Learn how marketing tactics by housing developers led to an influx of Puerto Ricans to Orlando in the 1970s and '80s. What followed was a proliferation of restaurants, supermarkets and small food businesses targeting Latinos in Central Florida.

Listen to the episode

A decade ago, when cultural anthropologist Dr. Simone Delerme sought a place that exemplified the growing Latino influence on American suburbs, she turned to Orlando—specifically the Buenaventura Lakes community in Osceola County.

Herself the grandchild of Puerto Rican and Haitian immigrants who settled in New York, Delerme observed firsthand the departure of many Puerto Ricans from Spanish Harlem.

“I realized Puerto Ricans were going South, and they were going to Orlando,” says Delerme, a professor of anthropology at the University of Mississippi. Others migrated to Orlando directly from Puerto Rico.

This mass migration was no coincidence.

In the 1970s and ‘80s, “there were very deliberate marketing attempts” to attract Puerto Ricans to Orlando’s suburbs, Delerme says. Housing developers targeted their marketing at Puerto Ricans, even offering free accommodations for folks checking out the area. Once one family member relocated, chain migration brought many more Puerto Ricans and other immigrants from other Latin American countries to Orlando.
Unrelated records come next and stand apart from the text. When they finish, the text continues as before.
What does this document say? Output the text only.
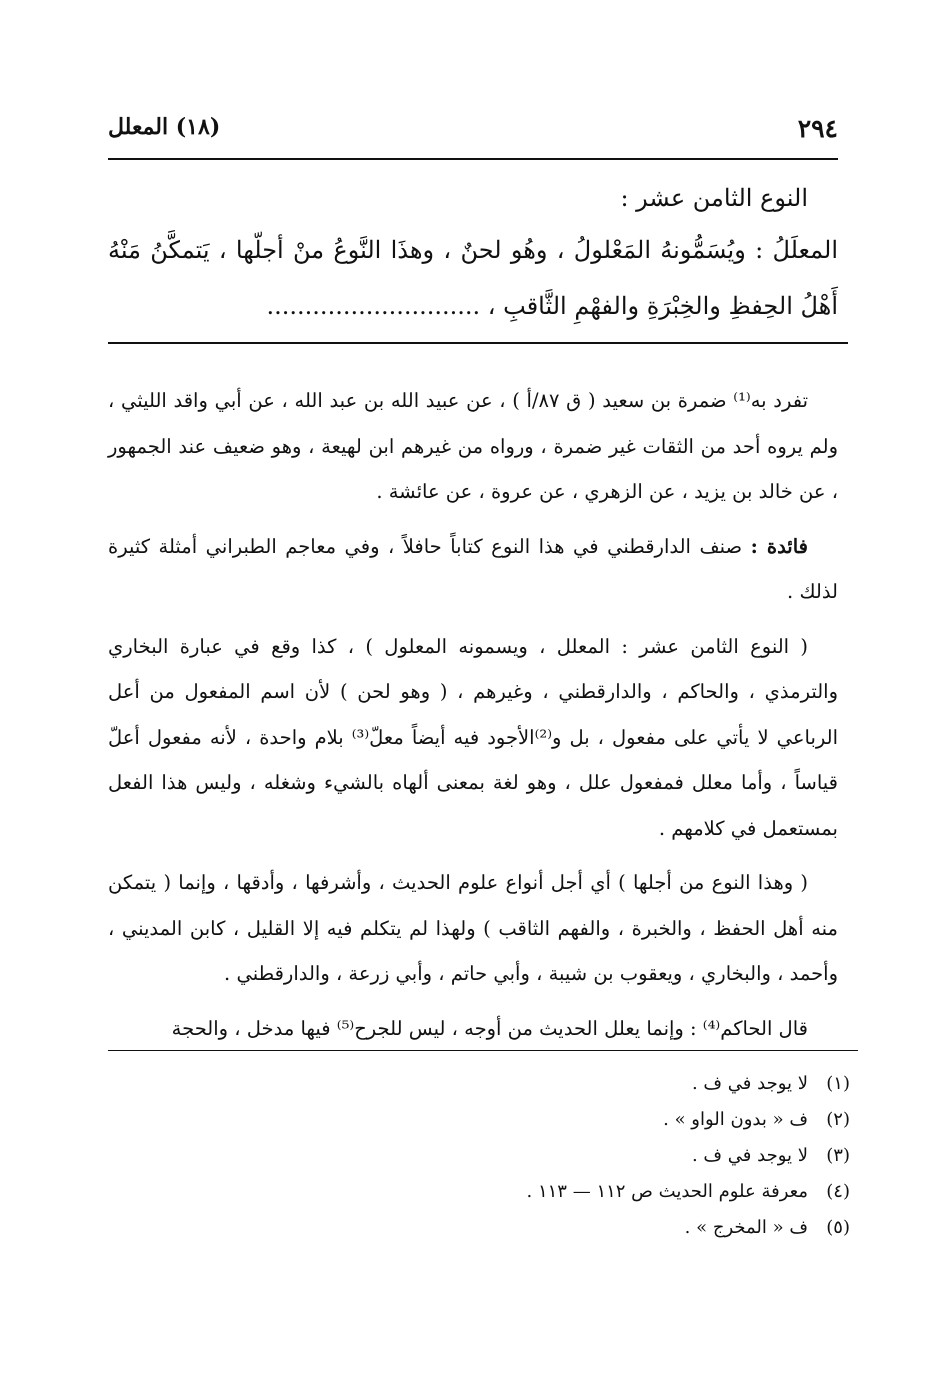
٢٩٤
(١٨) المعلل
النوع الثامن عشر :
المعلَلُ : ويُسَمُّونهُ المَعْلولُ ، وهُو لحنٌ ، وهذَا النَّوعُ منْ أجلّها ، يَتمكَّنُ مَنْهُ أَهْلُ الحِفظِ والخِبْرَةِ والفهْمِ الثَّاقبِ ، ............................

تفرد به⁽¹⁾ ضمرة بن سعيد ( ق ٨٧/أ ) ، عن عبيد الله بن عبد الله ، عن أبي واقد الليثي ، ولم يروه أحد من الثقات غير ضمرة ، ورواه من غيرهم ابن لهيعة ، وهو ضعيف عند الجمهور ، عن خالد بن يزيد ، عن الزهري ، عن عروة ، عن عائشة .

فائدة : صنف الدارقطني في هذا النوع كتاباً حافلاً ، وفي معاجم الطبراني أمثلة كثيرة لذلك .

( النوع الثامن عشر : المعلل ، ويسمونه المعلول ) ، كذا وقع في عبارة البخاري والترمذي ، والحاكم ، والدارقطني ، وغيرهم ، ( وهو لحن ) لأن اسم المفعول من أعل الرباعي لا يأتي على مفعول ، بل و⁽²⁾الأجود فيه أيضاً معلّ⁽³⁾ بلام واحدة ، لأنه مفعول أعلّ قياساً ، وأما معلل فمفعول علل ، وهو لغة بمعنى ألهاه بالشيء وشغله ، وليس هذا الفعل بمستعمل في كلامهم .

( وهذا النوع من أجلها ) أي أجل أنواع علوم الحديث ، وأشرفها ، وأدقها ، وإنما ( يتمكن منه أهل الحفظ ، والخبرة ، والفهم الثاقب ) ولهذا لم يتكلم فيه إلا القليل ، كابن المديني ، وأحمد ، والبخاري ، ويعقوب بن شيبة ، وأبي حاتم ، وأبي زرعة ، والدارقطني .

قال الحاكم⁽⁴⁾ : وإنما يعلل الحديث من أوجه ، ليس للجرح⁽⁵⁾ فيها مدخل ، والحجة

(١)
لا يوجد في ف .
(٢)
ف « بدون الواو » .
(٣)
لا يوجد في ف .
(٤)
معرفة علوم الحديث ص ١١٢ — ١١٣ .
(٥)
ف « المخرج » .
“Some people talked about it like a frontier. New York was already expensive. It was overpriced,” Delerme says. “Here, you could have the suburban lifestyle with the front lawn and the two-car garage. So there was a lot of opportunity that I think people saw.”

Businesses also saw opportunity to capitalize on the influx of Latinos in Orlando.

“It’s funny, ‘cause I didn’t go there to study food. That was the last thing on my mind. I wanted to understand suburban development and the migration process,” Delerme says. “And it was in the everyday life activities that I was documenting in my field notes where food kept arising.”

Supermarkets beefed up their international aisles with Latin American products. Publix opened a handful of now-defunct stores called Publix Sabor, grocery stores full of Latin American foods, Spanish-speaking employees and salsa music playing over the loudspeaker. Bodegas sprang up, offering groceries and hot food.

Other efforts were less formal, such as enterprising Latinos selling pinchos—Puerto Rican-style kabobs—in front lawns and parking lots.

The Latinization of Florida and other Southern states has influenced Southern foodways.

“There’s been what we call cultural hybridization in anthropology,” Delerme says. “You have these fusions that are really exciting and eclectic,” such as crawfish burritos.

Delerme says food provides a gateway for discussing immigration, racism and other social issues.

“We’re only going to see more of this over time,” Delerme says. “I just hope people will embrace the exciting diversity that comes with food.”